How to Find Planning Information: A Simple Guide
Understanding local planning can feel overwhelming, but it becomes much easier when you know where to look and what you’re looking for.
This guide explains how anyone can find planning applications, planning policies, and important national documents that shape decisions in Teignbridge and beyond.
1. Where to Find Planning Applications (Teignbridge District Council)
If you want to check what’s being built, changed or proposed near you, the best place to start is the Teignbridge Planning Portal.
What you can find there
- Current planning applications
- Decisions on past applications
- Site plans, drawings and supporting documents
- Deadlines for comments
- Constraints (trees, flood zones, conservation areas)
How to use it
- Go to the Teignbridge District Council Planning Search.
- Enter:
- An application number (if you have it),
- A postcode,
- A street name, or
- A map search.
- Open any application to see details, documents and how to comment.
What to look for
- Planning Statement – explains what the applicant wants and why.
- Design & Access Statement – describes design choices.
- Supporting surveys – ecology, flood risk, transport etc.
- Officer report – the council’s assessment before a decision.
- Conditions – rules attached to approvals.
2. Where to Find Local Planning Policies
These are rules and policies Teignbridge must follow when deciding planning applications.
Teignbridge Local Plan
The Local Plan sets out:
- Where new homes and employment sites will go
- Environmental protections
- Design standards
- Sustainability and climate policies
- Infrastructure planning
You can usually find:
- The adopted Local Plan
- Proposed updates (e.g., Local Plan Review)
- Maps showing site allocations
- Evidence documents (housing need, environment, transport)
Why this matters
Every planning decision must align with the Local Plan unless there’s a very strong reason not to.

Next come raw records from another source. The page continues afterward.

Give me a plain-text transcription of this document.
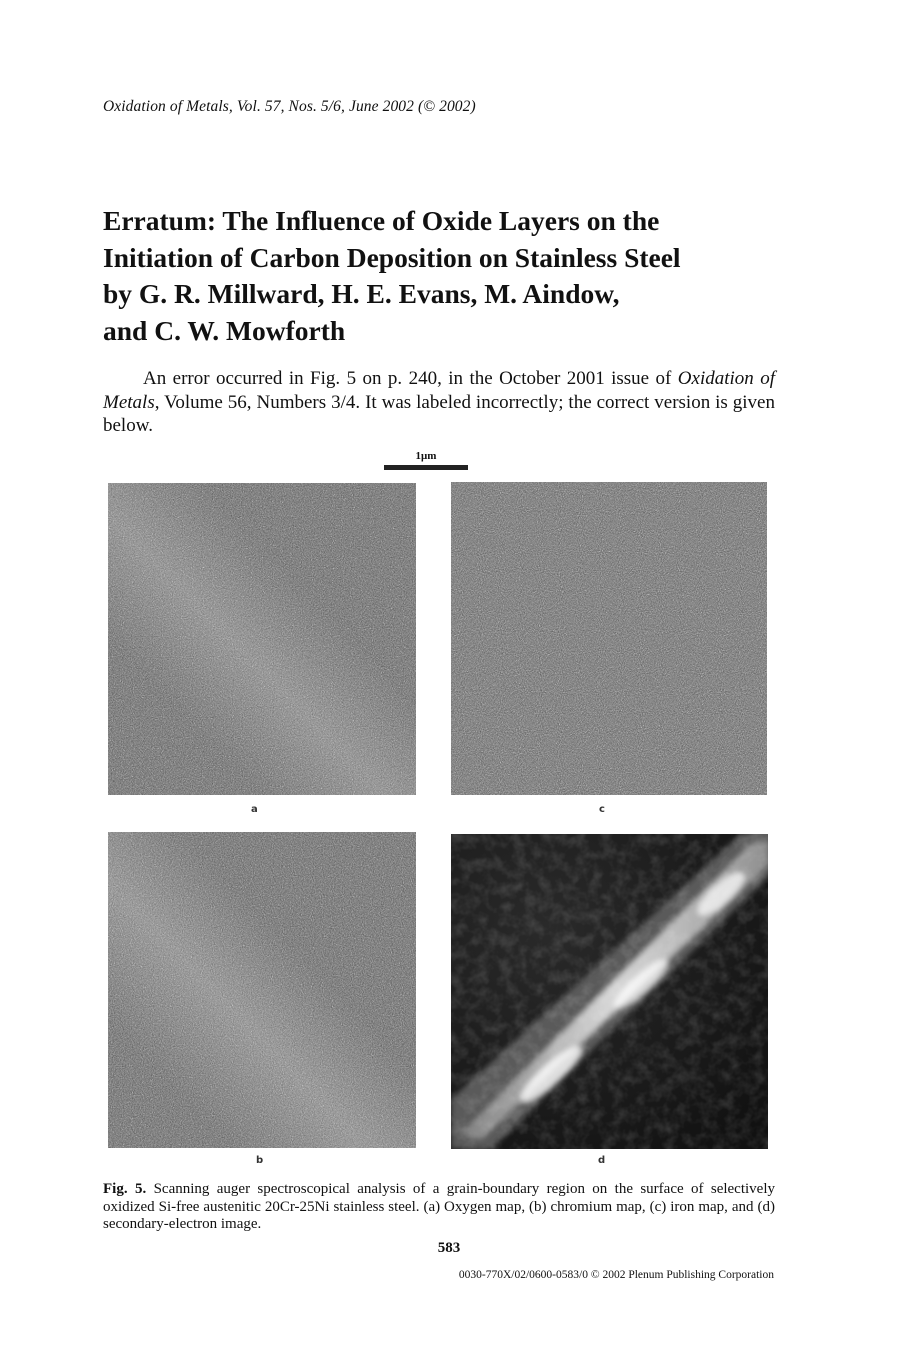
Oxidation of Metals, Vol. 57, Nos. 5/6, June 2002 (© 2002)
Erratum: The Influence of Oxide Layers on the
Initiation of Carbon Deposition on Stainless Steel
by G. R. Millward, H. E. Evans, M. Aindow,
and C. W. Mowforth

An error occurred in Fig. 5 on p. 240, in the October 2001 issue of Oxidation of Metals, Volume 56, Numbers 3/4. It was labeled incorrectly; the correct version is given below.

1μm
a	c
b	d

Fig. 5. Scanning auger spectroscopical analysis of a grain-boundary region on the surface of selectively oxidized Si-free austenitic 20Cr-25Ni stainless steel. (a) Oxygen map, (b) chromium map, (c) iron map, and (d) secondary-electron image.

583
0030-770X/02/0600-0583/0 © 2002 Plenum Publishing Corporation
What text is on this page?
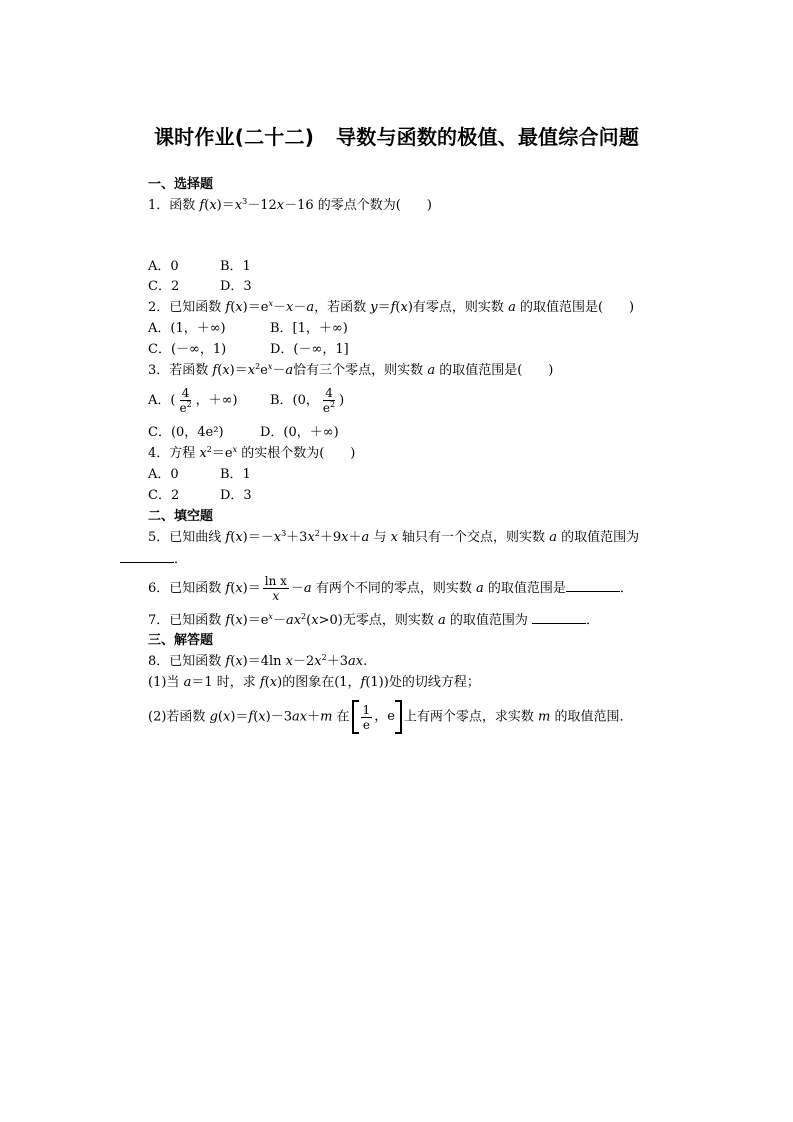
课时作业(二十二) 导数与函数的极值、最值综合问题
一、选择题
1．函数 $f(x)=x^3-12x-16$ 的零点个数为(　　)
A．0	B．1
C．2	D．3
2．已知函数 $f(x)=e^x-x-a$，若函数 y＝f(x)有零点，则实数 a 的取值范围是(　　)
A．(1，＋∞)	B．[1，＋∞)
C．(－∞，1)	D．(－∞，1]
3．若函数 $f(x)=x^2e^x-a$恰有三个零点，则实数 a 的取值范围是(　　)
A．( $\frac{4}{e^2}$ ，＋∞) B．(0， $\frac{4}{e^2}$ )
C．(0，4e²)	D．(0，＋∞)
4．方程 $x^2=e^x$ 的实根个数为(　　)
A．0	B．1
C．2	D．3
二、填空题
5．已知曲线 $f(x)=-x^3+3x^2+9x+a$ 与 x 轴只有一个交点，则实数 a 的取值范围为
．
6．已知函数 $f(x)= \frac{\text{ln x}}{x} -a$ 有两个不同的零点，则实数 a 的取值范围是	．
7．已知函数 $f(x)=e^x-ax^2(x>0)$无零点，则实数 a 的取值范围为	．
三、解答题
8．已知函数 f(x)＝4ln $x-2x^2+3ax$.
(1)当 a＝1 时，求 f(x)的图象在(1，f(1))处的切线方程；
(2)若函数 g(x)＝f(x)－3ax＋m 在 $\frac{1}{e}$ ， e 上有两个零点，求实数 m 的取值范围．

3. Important National Planning Documents
Even local decisions must follow national policy. The most useful documents for visitors are:
National Planning Policy Framework (NPPF)
The main national policy guide for all planning decisions.
It covers:
- Sustainable development
- Housing delivery
- Biodiversity and nature recovery
- Heritage protection
- Climate change
- Green Belt
- Transport and design
Other national or regional documents that help
- Climate/energy strategy
- Flood risk maps and guidance
- Biodiversity Net Gain rules
- Local transport plans
- Conservation area appraisals
4. Check local constraints
Tree protection orders, wildlife sites, flood zones and conservation areas.